The IRS may assess penalties for a person’s failure to file a required FBAR. If the person’s failure to file was willful, the IRS can impose a penalty equal to 50% of the account balance or $100,000, whichever is greater. If an individual dies, can the IRS assess and collect an FBAR penalty for failing to disclose a foreign account?
Absent some specific direction by Congress, whether an action created by federal statutory law survives the death of the plaintiff is a matter of federal common law. Generally, under federal common law, a claim survives death and can be enforced if it is remedial and not punitive. Sharp v Ally Fin., Inc., 328 F.Supp 3d 81, 88-89 (E.D.N.Y. 2018).
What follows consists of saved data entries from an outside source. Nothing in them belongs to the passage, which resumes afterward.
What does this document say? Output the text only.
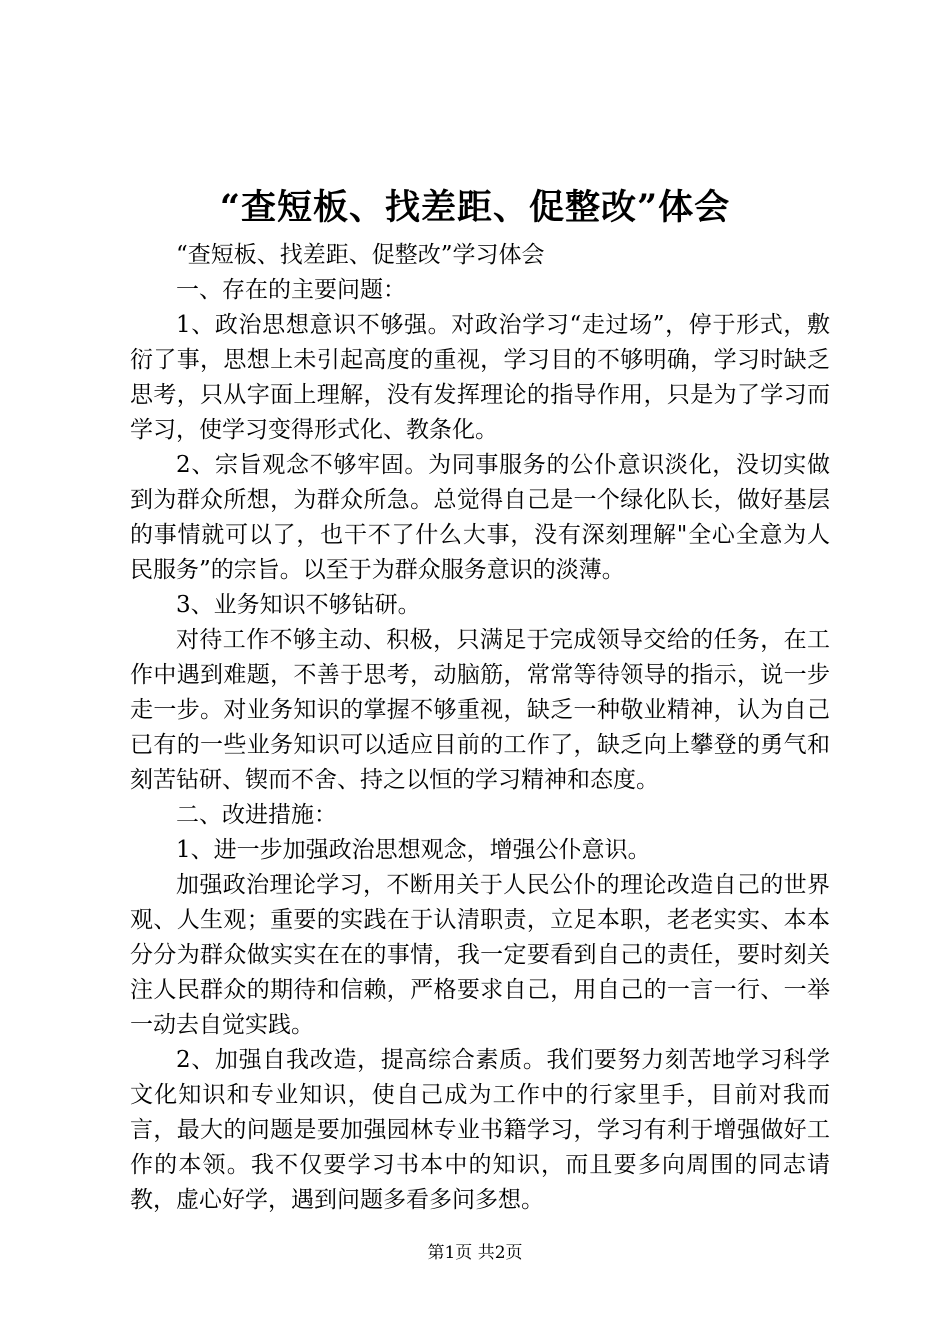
“查短板、找差距、促整改”体会

“查短板、找差距、促整改”学习体会

一、存在的主要问题：

1、政治思想意识不够强。对政治学习“走过场”，停于形式，敷衍了事，思想上未引起高度的重视，学习目的不够明确，学习时缺乏思考，只从字面上理解，没有发挥理论的指导作用，只是为了学习而学习，使学习变得形式化、教条化。

2、宗旨观念不够牢固。为同事服务的公仆意识淡化，没切实做到为群众所想，为群众所急。总觉得自己是一个绿化队长，做好基层的事情就可以了，也干不了什么大事，没有深刻理解"全心全意为人民服务”的宗旨。以至于为群众服务意识的淡薄。

3、业务知识不够钻研。

对待工作不够主动、积极，只满足于完成领导交给的任务，在工作中遇到难题，不善于思考，动脑筋，常常等待领导的指示，说一步走一步。对业务知识的掌握不够重视，缺乏一种敬业精神，认为自己已有的一些业务知识可以适应目前的工作了，缺乏向上攀登的勇气和刻苦钻研、锲而不舍、持之以恒的学习精神和态度。

二、改进措施：

1、进一步加强政治思想观念，增强公仆意识。

加强政治理论学习，不断用关于人民公仆的理论改造自己的世界观、人生观；重要的实践在于认清职责，立足本职，老老实实、本本分分为群众做实实在在的事情，我一定要看到自己的责任，要时刻关注人民群众的期待和信赖，严格要求自己，用自己的一言一行、一举一动去自觉实践。

2、加强自我改造，提高综合素质。我们要努力刻苦地学习科学文化知识和专业知识，使自己成为工作中的行家里手，目前对我而言，最大的问题是要加强园林专业书籍学习，学习有利于增强做好工作的本领。我不仅要学习书本中的知识，而且要多向周围的同志请教，虚心好学，遇到问题多看多问多想。

第1页 共2页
Tax penalties are typically considered remedial and not punitive because their purpose is to reimburse the government for the costs of investigation and enforcement. Estate of Kahr, 24 AFTR 2d 69-5332 (CA 2 1969).
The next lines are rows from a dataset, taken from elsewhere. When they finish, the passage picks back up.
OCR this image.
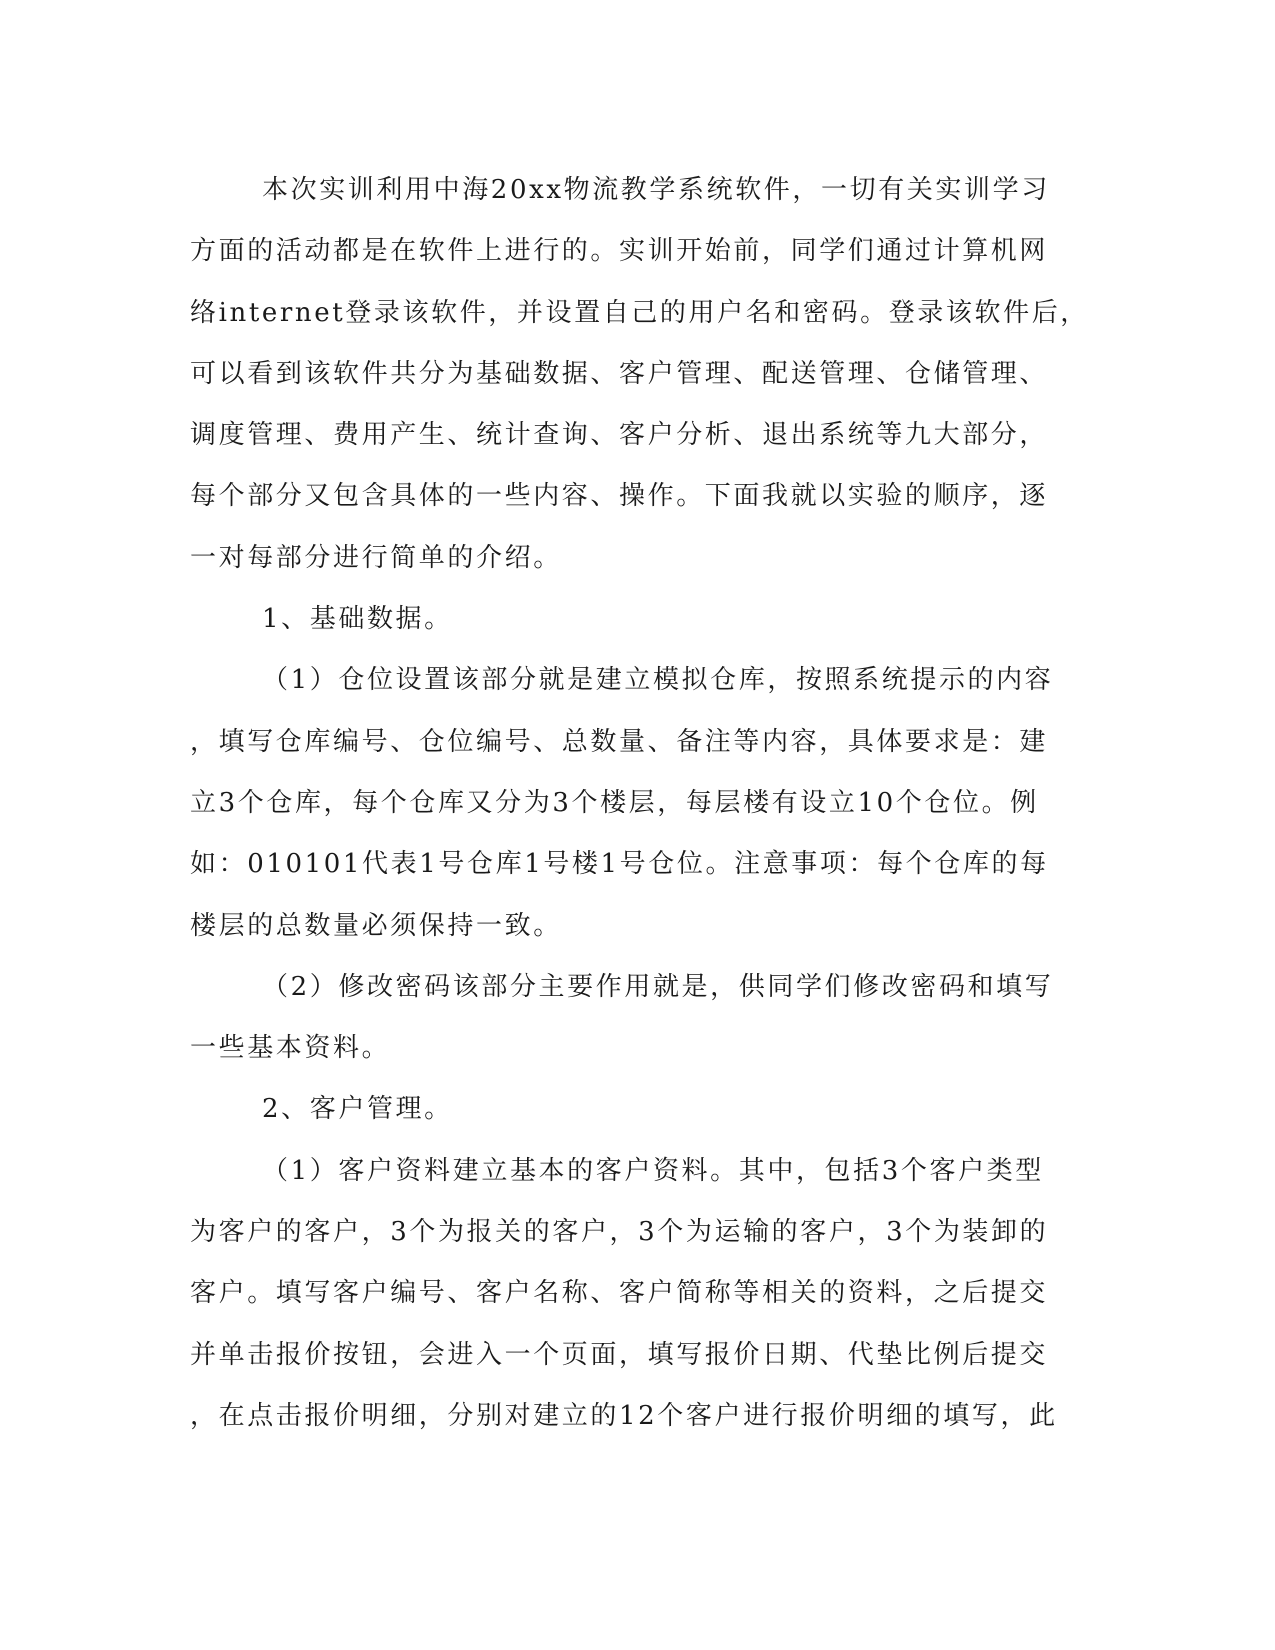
本次实训利用中海20xx物流教学系统软件，一切有关实训学习
方面的活动都是在软件上进行的。实训开始前，同学们通过计算机网
络internet登录该软件，并设置自己的用户名和密码。登录该软件后，
可以看到该软件共分为基础数据、客户管理、配送管理、仓储管理、
调度管理、费用产生、统计查询、客户分析、退出系统等九大部分，
每个部分又包含具体的一些内容、操作。下面我就以实验的顺序，逐
一对每部分进行简单的介绍。
1、基础数据。
（1）仓位设置该部分就是建立模拟仓库，按照系统提示的内容
，填写仓库编号、仓位编号、总数量、备注等内容，具体要求是：建
立3个仓库，每个仓库又分为3个楼层，每层楼有设立10个仓位。例
如：010101代表1号仓库1号楼1号仓位。注意事项：每个仓库的每
楼层的总数量必须保持一致。
（2）修改密码该部分主要作用就是，供同学们修改密码和填写
一些基本资料。
2、客户管理。
（1）客户资料建立基本的客户资料。其中，包括3个客户类型
为客户的客户，3个为报关的客户，3个为运输的客户，3个为装卸的
客户。填写客户编号、客户名称、客户简称等相关的资料，之后提交
并单击报价按钮，会进入一个页面，填写报价日期、代垫比例后提交
，在点击报价明细，分别对建立的12个客户进行报价明细的填写，此
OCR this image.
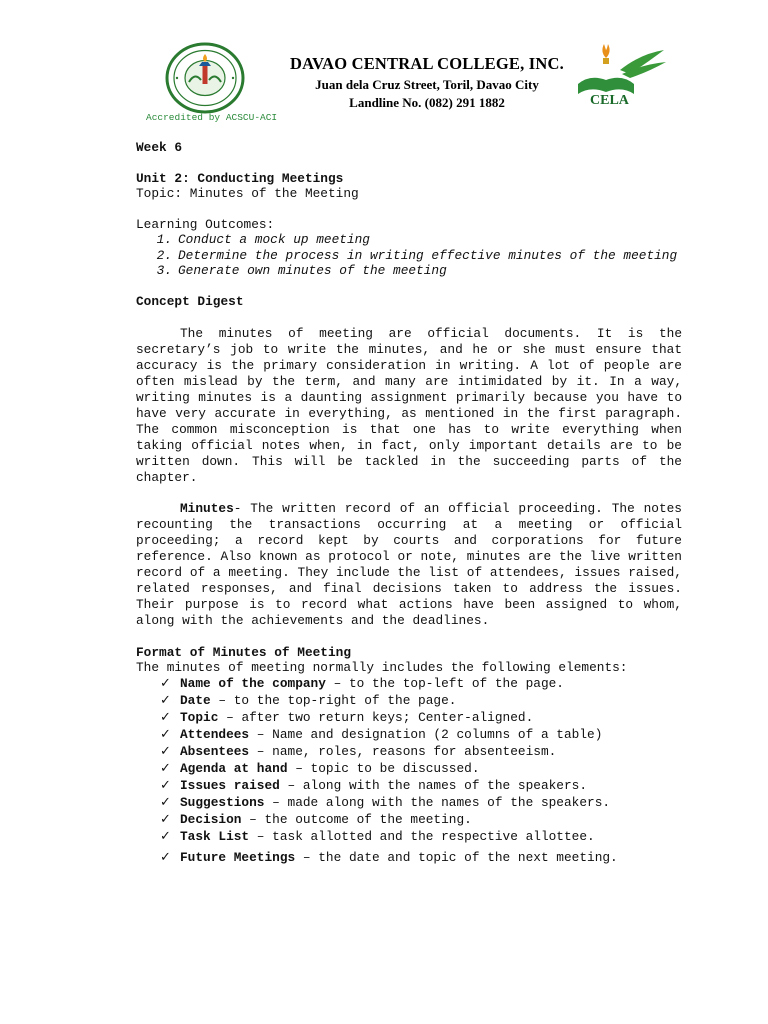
Accredited by ACSCU-ACI
DAVAO CENTRAL COLLEGE, INC.
Juan dela Cruz Street, Toril, Davao City
Landline No. (082) 291 1882	CELA
Week 6
Unit 2: Conducting Meetings
Topic: Minutes of the Meeting
Learning Outcomes:
1. Conduct a mock up meeting
2. Determine the process in writing effective minutes of the meeting
3. Generate own minutes of the meeting
Concept Digest

The minutes of meeting are official documents. It is the secretary’s job to write the minutes, and he or she must ensure that accuracy is the primary consideration in writing. A lot of people are often mislead by the term, and many are intimidated by it. In a way, writing minutes is a daunting assignment primarily because you have to have very accurate in everything, as mentioned in the first paragraph. The common misconception is that one has to write everything when taking official notes when, in fact, only important details are to be written down. This will be tackled in the succeeding parts of the chapter.

Minutes- The written record of an official proceeding. The notes recounting the transactions occurring at a meeting or official proceeding; a record kept by courts and corporations for future reference. Also known as protocol or note, minutes are the live written record of a meeting. They include the list of attendees, issues raised, related responses, and final decisions taken to address the issues. Their purpose is to record what actions have been assigned to whom, along with the achievements and the deadlines.

Format of Minutes of Meeting
The minutes of meeting normally includes the following elements:
✓ Name of the company – to the top-left of the page.
✓ Date – to the top-right of the page.
✓ Topic – after two return keys; Center-aligned.
✓ Attendees – Name and designation (2 columns of a table)
✓ Absentees – name, roles, reasons for absenteeism.
✓ Agenda at hand – topic to be discussed.
✓ Issues raised – along with the names of the speakers.
✓ Suggestions – made along with the names of the speakers.
✓ Decision – the outcome of the meeting.
✓ Task List – task allotted and the respective allottee.
✓ Future Meetings – the date and topic of the next meeting.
A potential 50% penalty looks to many as being punitive. However, in a Federal District Court case, the court ruled that FBAR penalties come under these general rules and are remedial and can be assessed and collected post death.
Taxpayers who are not disclosing their foreign accounts should take this liability into account - that is, the risk of penalty is not just on them but will be on their heirs as to their inheritances if a penalty is imposed before or after death.